Friday, February 20, 2009

Do We All Think We Discovered Dennis Lehane?

I can't believe that it's been ten years since Dennis Lehane agreed to speak at the first annual Lee County Reading Festival. Lesa, Maryellen and I were so thrilled. My sister flew in from Massachusetts just so she could ask a snarky question about Whitey Bulger. (you have to be from Southie to get that) I saved the letter from him for years and may still have it in a folder somewhere in my desk.

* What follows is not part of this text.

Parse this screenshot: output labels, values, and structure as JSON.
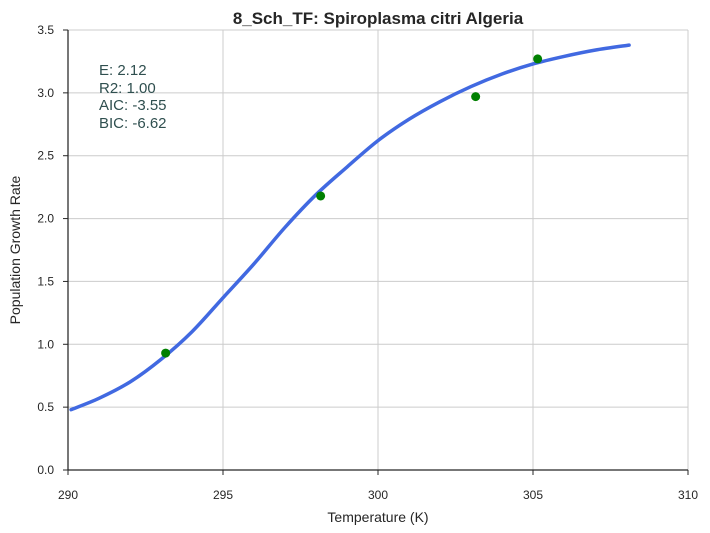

When I began reading the Patrick Kenzie/Angela Gennaro series that starts with A Drink Before the War, I was a total mystery/cop/thriller reader. I still love those books but have broadened my world considerably. I can't tell you how impressed I was with Lehane's writing style, his depth of characterization, his politics that I thought shined through loud and clear. ( is it shines or shone?) It boggled my mind that someone so young, it seemed like he was barely out of college, could have developed such a deep appreciation of nuance, the complications of relationships, and the pain of injustice. Yes, they were mysteries but they were so much more. Think of Richard Price or another one of my favorites George Pelecanos. I recommended - still do - Lehane to every customer who walked in the door and many have come back to thank me.

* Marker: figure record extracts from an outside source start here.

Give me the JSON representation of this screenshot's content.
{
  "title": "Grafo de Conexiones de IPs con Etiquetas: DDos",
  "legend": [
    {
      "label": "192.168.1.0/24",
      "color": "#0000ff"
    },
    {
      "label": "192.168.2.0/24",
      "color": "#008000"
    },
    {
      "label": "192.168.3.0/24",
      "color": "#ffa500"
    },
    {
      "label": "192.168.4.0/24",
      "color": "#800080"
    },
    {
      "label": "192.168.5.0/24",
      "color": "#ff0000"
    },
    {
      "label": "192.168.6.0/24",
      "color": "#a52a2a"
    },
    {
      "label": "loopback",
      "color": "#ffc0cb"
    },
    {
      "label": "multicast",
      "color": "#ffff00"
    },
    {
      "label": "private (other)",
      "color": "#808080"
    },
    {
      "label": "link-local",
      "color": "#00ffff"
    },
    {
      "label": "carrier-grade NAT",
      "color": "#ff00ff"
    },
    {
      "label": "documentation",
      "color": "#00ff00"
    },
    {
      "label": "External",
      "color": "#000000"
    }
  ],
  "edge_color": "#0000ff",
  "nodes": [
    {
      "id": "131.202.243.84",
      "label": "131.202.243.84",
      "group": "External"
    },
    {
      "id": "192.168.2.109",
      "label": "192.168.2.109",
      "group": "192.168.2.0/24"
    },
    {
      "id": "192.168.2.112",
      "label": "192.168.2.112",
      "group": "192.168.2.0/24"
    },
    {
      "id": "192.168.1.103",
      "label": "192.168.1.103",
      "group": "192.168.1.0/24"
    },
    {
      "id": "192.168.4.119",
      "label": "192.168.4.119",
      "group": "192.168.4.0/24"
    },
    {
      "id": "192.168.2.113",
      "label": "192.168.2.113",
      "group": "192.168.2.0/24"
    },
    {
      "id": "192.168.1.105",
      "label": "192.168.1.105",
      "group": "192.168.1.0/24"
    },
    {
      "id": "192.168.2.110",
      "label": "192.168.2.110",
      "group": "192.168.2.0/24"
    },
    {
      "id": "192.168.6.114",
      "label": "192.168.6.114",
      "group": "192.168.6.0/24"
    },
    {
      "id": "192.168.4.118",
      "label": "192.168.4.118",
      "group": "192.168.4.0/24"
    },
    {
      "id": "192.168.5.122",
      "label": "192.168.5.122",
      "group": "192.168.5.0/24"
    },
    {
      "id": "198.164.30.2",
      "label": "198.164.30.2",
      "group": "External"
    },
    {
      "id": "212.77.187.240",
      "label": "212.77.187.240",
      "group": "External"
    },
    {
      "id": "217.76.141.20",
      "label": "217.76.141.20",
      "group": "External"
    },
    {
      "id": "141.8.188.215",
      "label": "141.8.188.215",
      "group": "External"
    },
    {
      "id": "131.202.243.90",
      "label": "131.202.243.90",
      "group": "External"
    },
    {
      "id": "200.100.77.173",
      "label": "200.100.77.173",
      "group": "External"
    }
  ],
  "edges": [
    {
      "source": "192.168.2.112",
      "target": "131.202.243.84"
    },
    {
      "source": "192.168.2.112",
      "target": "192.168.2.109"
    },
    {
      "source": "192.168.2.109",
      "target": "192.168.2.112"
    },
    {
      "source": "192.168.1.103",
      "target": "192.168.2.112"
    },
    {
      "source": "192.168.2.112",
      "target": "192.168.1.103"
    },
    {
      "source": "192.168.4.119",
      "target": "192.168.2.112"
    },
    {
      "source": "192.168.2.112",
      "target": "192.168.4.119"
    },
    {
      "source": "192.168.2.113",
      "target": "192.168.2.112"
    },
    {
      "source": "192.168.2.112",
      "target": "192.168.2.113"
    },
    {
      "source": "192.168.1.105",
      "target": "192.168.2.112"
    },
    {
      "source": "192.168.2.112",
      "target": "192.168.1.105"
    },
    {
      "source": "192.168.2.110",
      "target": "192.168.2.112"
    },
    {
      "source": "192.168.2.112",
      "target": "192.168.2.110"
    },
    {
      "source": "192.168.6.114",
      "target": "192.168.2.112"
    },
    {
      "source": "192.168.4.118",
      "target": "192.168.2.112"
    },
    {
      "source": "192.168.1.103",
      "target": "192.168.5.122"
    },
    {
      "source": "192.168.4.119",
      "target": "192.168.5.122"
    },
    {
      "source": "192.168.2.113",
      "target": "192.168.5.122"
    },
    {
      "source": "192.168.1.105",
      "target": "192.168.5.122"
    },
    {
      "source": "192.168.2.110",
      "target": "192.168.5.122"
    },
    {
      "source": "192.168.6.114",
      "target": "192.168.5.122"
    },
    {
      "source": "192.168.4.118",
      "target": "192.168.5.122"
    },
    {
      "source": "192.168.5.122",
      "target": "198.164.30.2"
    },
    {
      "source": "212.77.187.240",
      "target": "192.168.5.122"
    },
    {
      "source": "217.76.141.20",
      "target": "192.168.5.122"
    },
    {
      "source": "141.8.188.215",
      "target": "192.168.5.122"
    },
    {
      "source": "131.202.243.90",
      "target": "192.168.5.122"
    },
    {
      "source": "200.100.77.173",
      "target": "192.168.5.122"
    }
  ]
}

All that is to say that I just finished The Given Day, Dennis's first historical novel which is garnering praise all across the board and is showing up on "must read" lists all over the professional journals. It definitely lived up to the hype and I can't wait to meet him again at our tenth annual Southwest Florida Reading Festival next month. This book is both nothing like his others and just like his others. It screams to be a movie. Look what Eastwood did with Mystic River.
This novel is first and foremost a sprawling historical centered around the Boston police strike, the result of a first attempt at unionizing a so-called service organization in America. It pits a family against each other in that Danny, a union activist, a free thinker, and perhaps I would call him the new 20th century man, is surrounded by old world thinking in the person of his dad, a tow the mark Irish Catholic police captain and a brother who's a district attorney.
Then there's the romance/class struggle angle in that Danny is in love with Nora, a young Irishwoman of unknown origin who was found by Capt. Coughlin, starving and beaten, and taken in by the family in a conflicting role as part maid, part family. To complicate matters she eventually becomes engaged to Danny's brother.

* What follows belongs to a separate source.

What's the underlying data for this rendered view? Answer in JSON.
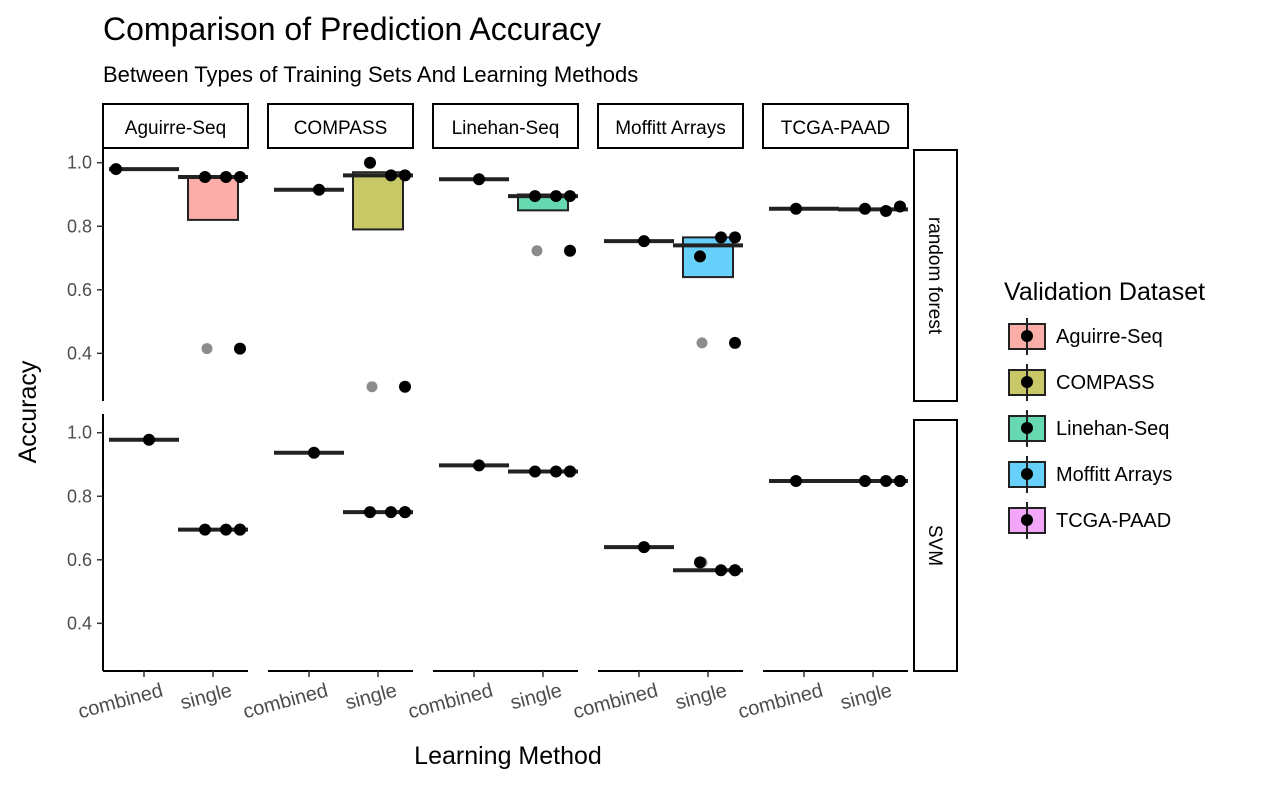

A parallel story involves a small time criminal, Luther Laurence, who gets in over his head with a dangerous crowd and flees a murder in Oklahoma for Boston where a young black man can find work and hide from a dubious past. He leaves behind a pregnant wife whose love could be his road to salvation if he can only bring himself to see it. Luther's and Danny's lives intersect in such a way that each is able to learn from the other and become better men because of their relationship.

There's so much going on in this book that it can seem overwhelming. Post Civil War racial inequality, the formation of the NAACP, the infuenza epidemic that knew no class or color lines, the post WW I distrust of the labor movement, the graft and corruption of the state and local governments are all there as seen through Danny's and Luther's eyes. I've read some criticism that the characters' motivations and depth weren't explored enough and that perhaps Mr. Lehane tried to put too much into The Given Day and I might even agree. The thing is, I don't care. How long has it been since you had a big, lusty 700 page book that you didn't want to put down? Yeah, I thought so.

1 comment:

Anonymous said...

You mean we didn't?? I am so excited that he'll be here in another month. Do you have your outfit all picked out for EWTA?